Re: [Novità 2025] Animal Treasure Island: news e rumors
Inviato: 19 ago 2024, 15:24
Comunque, non posso fare a meno di chiedermi cosa sia successo. Si, lo so che la Merlin è un’azienda enorme, che non è rinomata per il suo trattamento “tematico” dei parchi, ecc… Ma davvero: sono stato per la prima volta a Gardaland a 4 anni. Era il 1998. Ero piccino, ma ricordo ancora l’effetto che mi fecero la Valle dei Re e i Corsari: un timore reverenziale, ma anche una curiosità e uno stupore immensi. Da allora, fino ai 17 anni, sono venuto in vacanza a Gardaland ogni anno. C’era il biglietto tre giorni, che noi spalmavamo durante la nostra vacanza sul lago di Garda. Mia madre mi racconta sempre di come, da bambino, la costringevo a fare anche 3-4 giri di fila sulle dark ride. Crescendo, ho iniziato ad apprezzare le attrazioni “più intense”, ma il mio fascino per le dark ride gardesane è rimasto immutato. Almeno una visita subito prima o subito dopo i pasti era d’obbligo. Per non parlare del covo dei Bucanieri, meta fissa della cena, dove ordinare un piatto che portasse il nome di Henry Morgan, o del Corsaro nero stimolava ancora di più la tua fantasia.
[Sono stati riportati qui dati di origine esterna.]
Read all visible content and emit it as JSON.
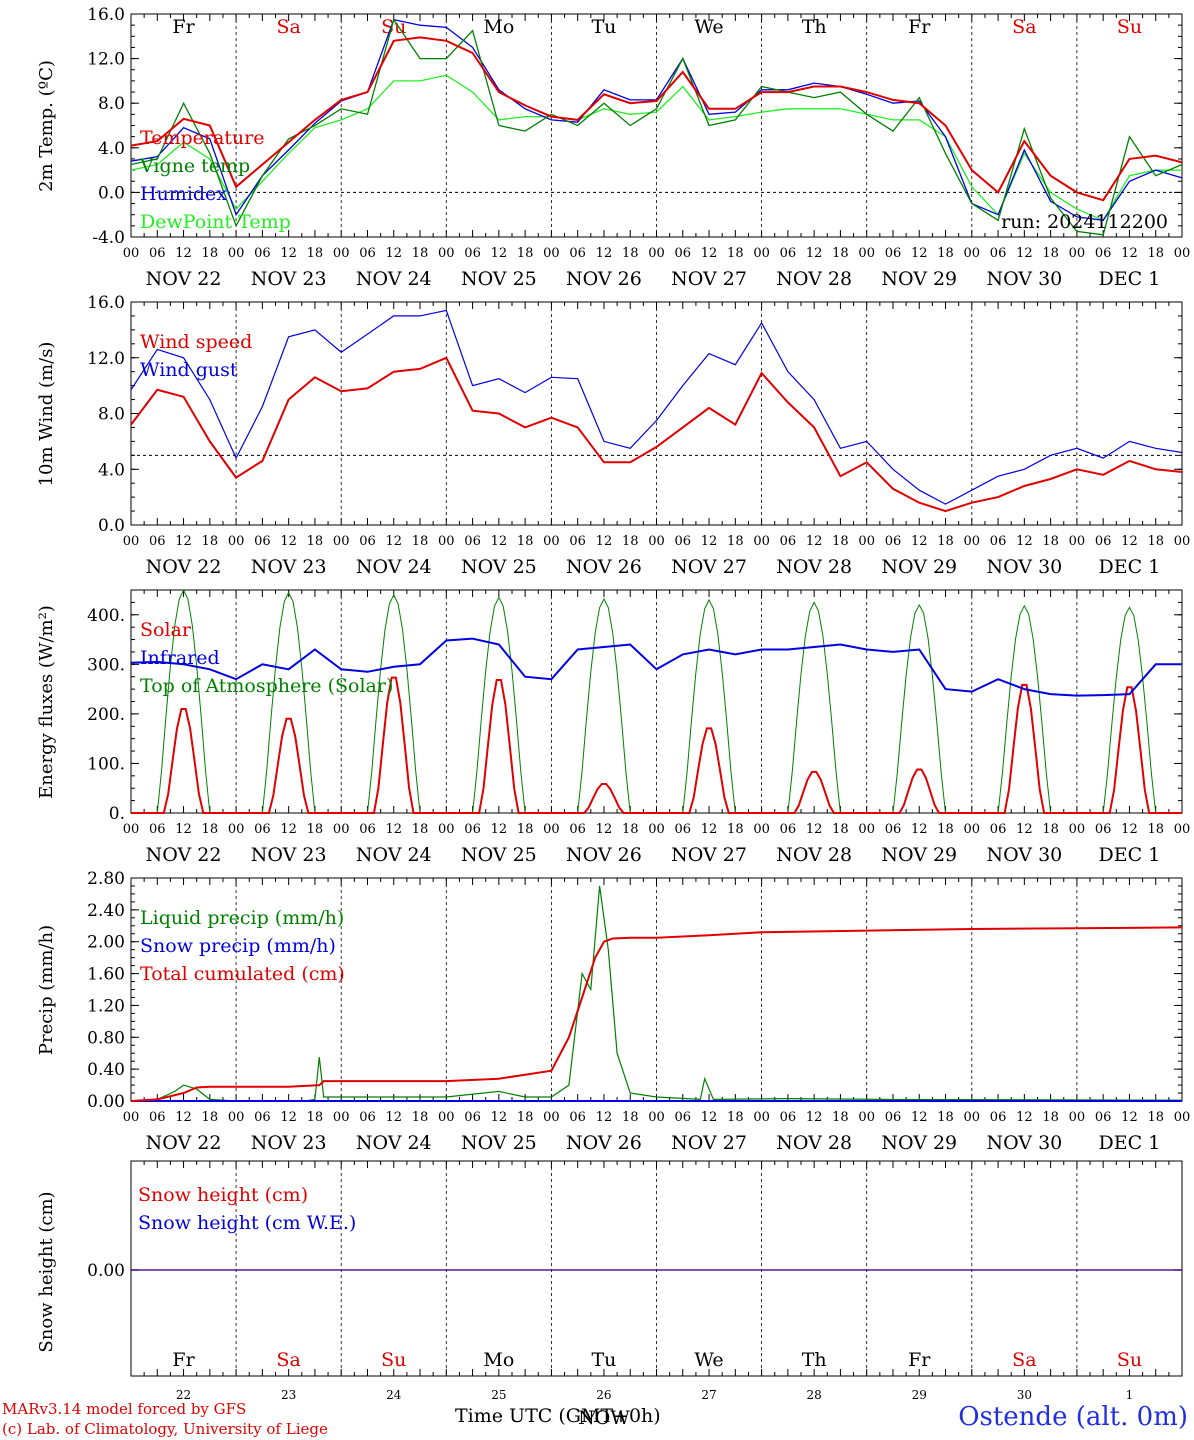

Ascoltando la musica, stupito da quelle fiamme finte, da quei dipinti di corsari barbuti e da quelle armature invecchiate, d’improvviso quei due wurstel poggiati su patatine fritte, serviti su un cartone con stampe di tavole di legno, diventavano la giusta sbobba da condividere con il resto della ciurma sotto coperta dopo una giornata di avventure e razzie.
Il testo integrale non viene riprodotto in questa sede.